Ninety miles per hour down a twisting hill, and then…it’s over. Just like that. Everything Nodar Kumaritashvili had worked and lived for was gone, in the twist and a turn, into thin air and amidst the slope of a literal lifetime. Vanished, gone, and replayed on national television. But why? The luger was doing what he had loved, practiced and worked on for such a long time. His ending was not the most glorious way to leave this world, but it should be respected and regarded equally.
Replaying it on television is not the way to regard a death that occurred no matter how suddenly. We have to think of the families and friends that are deeply affected by this gruesome fall. Nobody wants to witness their child, cousin, aunt, grand child, or best friend die from an accidental bloody slip-and-slide. At that, nobody wants to watch it again, and again.
We should, also, have some respect for the luger. Kumaritashvili had worked hard to be in the Olympics and had worked hard on that exact slope. He had strived to empower his legs and mind to gather himself together to pull off that dangerously intriguing hill. Still, the fact is, he did not pull it off. By replaying his death, we may not only be embarrassing his career as a luger, but we may also be giving off the assumption that he was not very good.

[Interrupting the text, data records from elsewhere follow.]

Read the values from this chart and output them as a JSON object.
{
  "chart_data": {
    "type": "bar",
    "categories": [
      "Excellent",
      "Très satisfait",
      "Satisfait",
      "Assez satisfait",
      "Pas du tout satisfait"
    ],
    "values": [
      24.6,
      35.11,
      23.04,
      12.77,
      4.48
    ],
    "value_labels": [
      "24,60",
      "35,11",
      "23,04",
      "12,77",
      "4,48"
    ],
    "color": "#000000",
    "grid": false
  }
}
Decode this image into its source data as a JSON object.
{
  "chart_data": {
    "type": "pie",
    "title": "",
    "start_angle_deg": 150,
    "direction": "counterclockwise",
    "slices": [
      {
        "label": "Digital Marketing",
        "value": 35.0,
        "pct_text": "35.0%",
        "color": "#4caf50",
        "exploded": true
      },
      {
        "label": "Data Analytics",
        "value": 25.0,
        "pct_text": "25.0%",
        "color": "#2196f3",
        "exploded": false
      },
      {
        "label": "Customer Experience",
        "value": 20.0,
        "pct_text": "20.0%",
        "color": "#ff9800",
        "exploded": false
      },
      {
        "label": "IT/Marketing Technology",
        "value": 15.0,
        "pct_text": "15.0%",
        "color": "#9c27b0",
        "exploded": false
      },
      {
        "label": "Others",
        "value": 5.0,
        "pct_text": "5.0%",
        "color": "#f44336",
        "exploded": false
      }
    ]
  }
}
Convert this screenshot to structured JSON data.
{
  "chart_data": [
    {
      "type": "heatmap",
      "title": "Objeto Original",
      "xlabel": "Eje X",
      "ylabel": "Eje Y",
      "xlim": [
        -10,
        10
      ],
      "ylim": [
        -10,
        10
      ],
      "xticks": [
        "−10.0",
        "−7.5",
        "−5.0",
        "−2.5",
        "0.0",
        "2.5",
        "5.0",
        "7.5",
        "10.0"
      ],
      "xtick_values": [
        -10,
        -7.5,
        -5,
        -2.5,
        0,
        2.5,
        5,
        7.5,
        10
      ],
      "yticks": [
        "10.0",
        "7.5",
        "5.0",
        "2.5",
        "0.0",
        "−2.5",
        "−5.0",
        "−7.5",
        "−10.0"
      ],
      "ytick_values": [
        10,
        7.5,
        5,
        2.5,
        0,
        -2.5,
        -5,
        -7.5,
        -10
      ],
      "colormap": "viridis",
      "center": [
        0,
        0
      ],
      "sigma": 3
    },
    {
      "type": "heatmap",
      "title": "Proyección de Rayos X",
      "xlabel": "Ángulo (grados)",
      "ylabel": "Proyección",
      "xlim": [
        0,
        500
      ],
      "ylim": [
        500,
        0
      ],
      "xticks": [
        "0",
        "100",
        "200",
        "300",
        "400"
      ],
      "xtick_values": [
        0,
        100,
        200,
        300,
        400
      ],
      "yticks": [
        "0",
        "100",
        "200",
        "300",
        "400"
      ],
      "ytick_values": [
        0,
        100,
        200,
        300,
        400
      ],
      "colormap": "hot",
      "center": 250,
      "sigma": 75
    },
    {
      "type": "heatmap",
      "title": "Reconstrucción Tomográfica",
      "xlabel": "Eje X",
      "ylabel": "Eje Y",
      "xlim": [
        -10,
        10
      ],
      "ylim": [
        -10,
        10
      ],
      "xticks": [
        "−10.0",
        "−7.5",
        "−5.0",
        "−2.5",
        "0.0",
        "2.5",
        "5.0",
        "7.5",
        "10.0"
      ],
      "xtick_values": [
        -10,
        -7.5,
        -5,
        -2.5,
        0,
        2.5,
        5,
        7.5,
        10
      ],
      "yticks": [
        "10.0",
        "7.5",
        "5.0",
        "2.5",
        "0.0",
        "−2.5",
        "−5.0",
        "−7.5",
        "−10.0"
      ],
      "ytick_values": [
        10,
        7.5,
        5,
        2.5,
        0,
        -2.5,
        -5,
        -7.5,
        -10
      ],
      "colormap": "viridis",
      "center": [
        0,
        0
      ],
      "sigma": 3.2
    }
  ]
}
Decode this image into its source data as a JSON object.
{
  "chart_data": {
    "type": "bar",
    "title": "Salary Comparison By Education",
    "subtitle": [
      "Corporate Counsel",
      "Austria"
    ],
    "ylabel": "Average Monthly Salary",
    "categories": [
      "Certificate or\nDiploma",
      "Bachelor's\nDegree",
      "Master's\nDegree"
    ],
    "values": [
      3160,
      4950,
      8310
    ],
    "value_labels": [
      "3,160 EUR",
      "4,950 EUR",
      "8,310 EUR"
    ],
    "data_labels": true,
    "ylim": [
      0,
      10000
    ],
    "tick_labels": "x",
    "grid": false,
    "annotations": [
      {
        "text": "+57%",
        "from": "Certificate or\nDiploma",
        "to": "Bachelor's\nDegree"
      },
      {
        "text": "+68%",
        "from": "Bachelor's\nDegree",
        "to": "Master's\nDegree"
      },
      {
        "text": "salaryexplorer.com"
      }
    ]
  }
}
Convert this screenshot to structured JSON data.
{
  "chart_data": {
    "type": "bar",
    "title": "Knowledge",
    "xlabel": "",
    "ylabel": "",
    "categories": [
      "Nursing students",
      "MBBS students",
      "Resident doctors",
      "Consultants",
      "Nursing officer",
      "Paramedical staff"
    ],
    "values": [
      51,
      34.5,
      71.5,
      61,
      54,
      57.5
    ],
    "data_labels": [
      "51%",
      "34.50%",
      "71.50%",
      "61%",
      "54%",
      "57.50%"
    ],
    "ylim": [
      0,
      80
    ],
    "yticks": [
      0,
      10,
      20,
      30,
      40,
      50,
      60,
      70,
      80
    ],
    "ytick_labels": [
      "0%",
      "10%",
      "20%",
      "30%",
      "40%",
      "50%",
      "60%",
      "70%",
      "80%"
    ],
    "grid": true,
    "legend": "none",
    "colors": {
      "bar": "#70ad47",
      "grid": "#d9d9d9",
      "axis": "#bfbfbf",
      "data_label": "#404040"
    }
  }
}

Disqualifying anyone’s career, dead or alive, is wrong. We as people need to have a little bit more respect, as do those in the media. It is one thing to inform and educate the public on an issue, but quite another to replay it over and over. Any one thing can also be redundant. His story was a tearjerker, but to drag it out is simply boring as well. Whoever decided that it would be a good idea to replay a death to entertain people was sick in the first place.
Everyone that was watching the Olympics at all already knew. If it was a tribute, it could have been less gruesome. A “Please remember” typed slide would have been better than actually seeing the death. It would have been less stomach-turning and vulgar to the public, and his family and friends, as well.
The media was in the wrong for showing this gruesome and horrifying death, but the fact that it was replayed is even worse. Let’s just hope for everyone’s sake that we don’t have to witness it again.